For the first question, let us consider the following statement:
$x\in\mathbb R$ and $x\ge 0$. It is consistent with this statement that:
- $x=0$,
- $x=1$,
- $x>4301$,
- $x\in (2345235,45237911+\frac{1}{2345235})$
This list can go on indefinitely. Of course if $x=0$ then none of the other options are possible. However if we say that $x>4301$ then the fourth option is still possible.
The same is here. If all sets are measurable then it contradicts the axiom of choice; however the fact that some set is unmeasurable does not imply the axiom of choice since it is possible to contradict the axiom of choice in other ways. It is perfectly possible that the universe of set theory behave "as if it has the axiom of choice" up to some rank which is so much beyond the real numbers that everything you can think of about real numbers is as though the axiom of choice holds; however in the large universe itself there are sets which you cannot well order. Things do not end after the continuum.
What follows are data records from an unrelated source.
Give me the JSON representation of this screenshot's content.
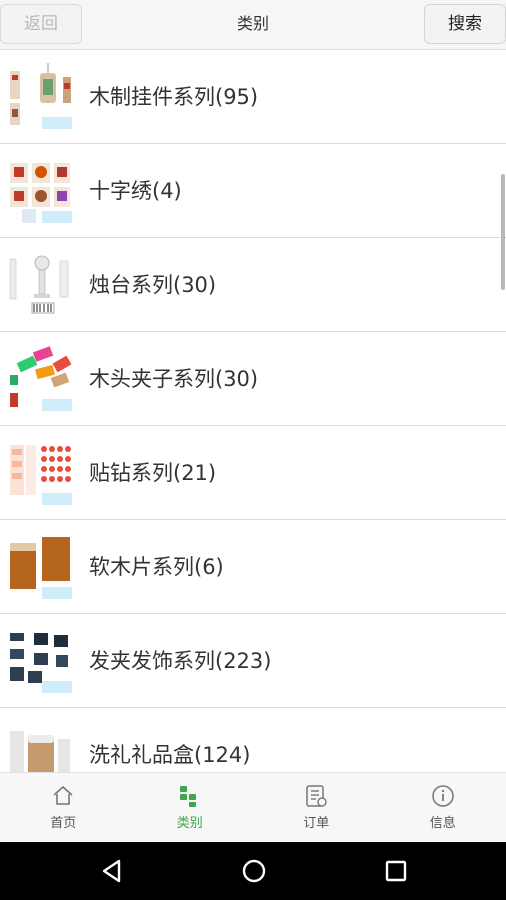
{
  "header": {
    "back_label": "返回",
    "title": "类别",
    "search_label": "搜索"
  },
  "categories": [
    {
      "label": "木制挂件系列(95)",
      "thumb": "wood-pendants"
    },
    {
      "label": "十字绣(4)",
      "thumb": "cross-stitch"
    },
    {
      "label": "烛台系列(30)",
      "thumb": "candle-holders"
    },
    {
      "label": "木头夹子系列(30)",
      "thumb": "wooden-clips"
    },
    {
      "label": "贴钻系列(21)",
      "thumb": "rhinestone-stickers"
    },
    {
      "label": "软木片系列(6)",
      "thumb": "cork-sheets"
    },
    {
      "label": "发夹发饰系列(223)",
      "thumb": "hair-clips"
    },
    {
      "label": "洗礼礼品盒(124)",
      "thumb": "baptism-gift-boxes"
    }
  ],
  "tabs": [
    {
      "label": "首页",
      "icon": "home-icon",
      "active": false
    },
    {
      "label": "类别",
      "icon": "category-icon",
      "active": true
    },
    {
      "label": "订单",
      "icon": "order-icon",
      "active": false
    },
    {
      "label": "信息",
      "icon": "info-icon",
      "active": false
    }
  ],
  "colors": {
    "active_tab": "#3da74a",
    "inactive_tab": "#555555",
    "header_bg": "#f6f6f6",
    "divider": "#dcdcdc"
  },
  "system_nav": [
    "back-icon",
    "home-circle-icon",
    "recents-icon"
  ]
}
That been said, of course the two statements "$\mathbb R$ is countable union of countable sets and "There are non-measurable sets" are incompatible: if $\Bbb R$ is a countable union of countable sets, then there is no meaningful way in which we can have a measure which is both $\sigma$-additive and gives intervals a measure equals to their length; whereas stating that there exists a set which is non-measurable we implicitly state that there is a meaningful way that we can actually measure sets of reals. However this is the meaning of it is consistent relatively to ZF. It means that each of those can exist with the rest of the axioms of ZF without adding contradictions (as we do not know that ZF itself is contradiction-free to begin with.)
As for the second question, of course each set is countable and thus has a bijection with $\mathbb N$. From this the union of finitely many countable sets is also countable.
However in order to say that the union of countably many countable sets is countable one must fix a bijection of each set with $\mathbb N$. This is exactly where the axiom of choice comes into play.
There are models in which a countable union of pairs is not only not countable, but in fact has no countable subset whatsoever!
Assuming the axiom of countable choice we can do the following:
Let $\{A_i\mid i\in\mathbb N\}$ be a countable family of disjoint countable sets. For each $i$ let $F_i$ be the set of injections of $A_i$ into $\mathbb N$. Since we can choose from a countable family, let $f_i\in F_i$.
Now define $f\colon\bigcup A_i\to\mathbb N\times\mathbb N$ defined by: $f(a)= f_i(a)$, this is well defined as there is a unique $i$ such that $a\in A_i$. From Cantor's pairing function we know that $\mathbb N\times\mathbb N$ is countable, and so we are done.
The answer is, you cannot.
It is consistent with ZF that the real numbers are a countable union of countable sets, this implies that every set of reals is Borel and therefore measurable. Of course, in such model it is nearly impossible to develop the analysis we know.
However it is consistent relative to an inaccessible cardinal that there is a model of ZF+DC where all the sets of real numbers are Lebesgue measurable, and DC allows us to do most of classical analysis too.
Non-measurable sets can be generated by free ultrafilters over $\mathbb N$ too, which as remarked is a strictly weaker assumption that the axiom of choice. If there are $\aleph_1$ many real numbers and DC holds then there is an non-measurable set as well, which implies that ZF+DC($\aleph_1$) also implies the existence of non-measurable sets of real numbers - however this is not enough to imply the existence of free ultrafilters over the natural numbers!
Several other ways to generate non-measurable sets of real numbers:
- The axiom of choice for families of pairs;
- Hahn-Banach theorem;
- The existence of a Hamel basis for $\mathbb R$ over $\mathbb Q$.
There are several other ways as well, but none are quite close to the full power of the axiom of choice.
One important remark is that we can ensure that the axiom of choice holds for the real numbers as usual, but breaks in many many severe ways much much further in the universe (that is counterexamples will be sets generated much later than the real numbers in the von Neumann hierarchy). This means that the axiom of choice is severely negated - but the real numbers still behave as we know them.
The above constructions and to further read about ways to construct non-measurable sets cf. Horst Herrlich, Axiom of Choice, Lecture Notes in Mathematics v. 1876, Springer-Verlag (2006).
Best Answer
There is a subtle distinction. If I say that you don't have a cat, does that mean that you have a dog?
No. It doesn't. Without the axiom of choice means just not assuming it, but it means nothing about whether or not we assume its negation. It also doesn't tell you how it fails.
Bernstein sets can exist with the axiom of choice being false, simply because choice might fail "elsewhere", while the real numbers can still be well ordered in the universe.
Indeed, Bernstein sets can exist even if the real numbers cannot be well ordered! That much is consistent.
What you really want to say, though, is that you cannot prove the existence of Bernstein sets in ZF alone. And indeed, your argument is fine. Bernstein sets are non measurable, they are uncountable and without a perfect subset, etc. And indeed it is consistent that all sets are Lebesgue measurable, or have perfect subsets, etc.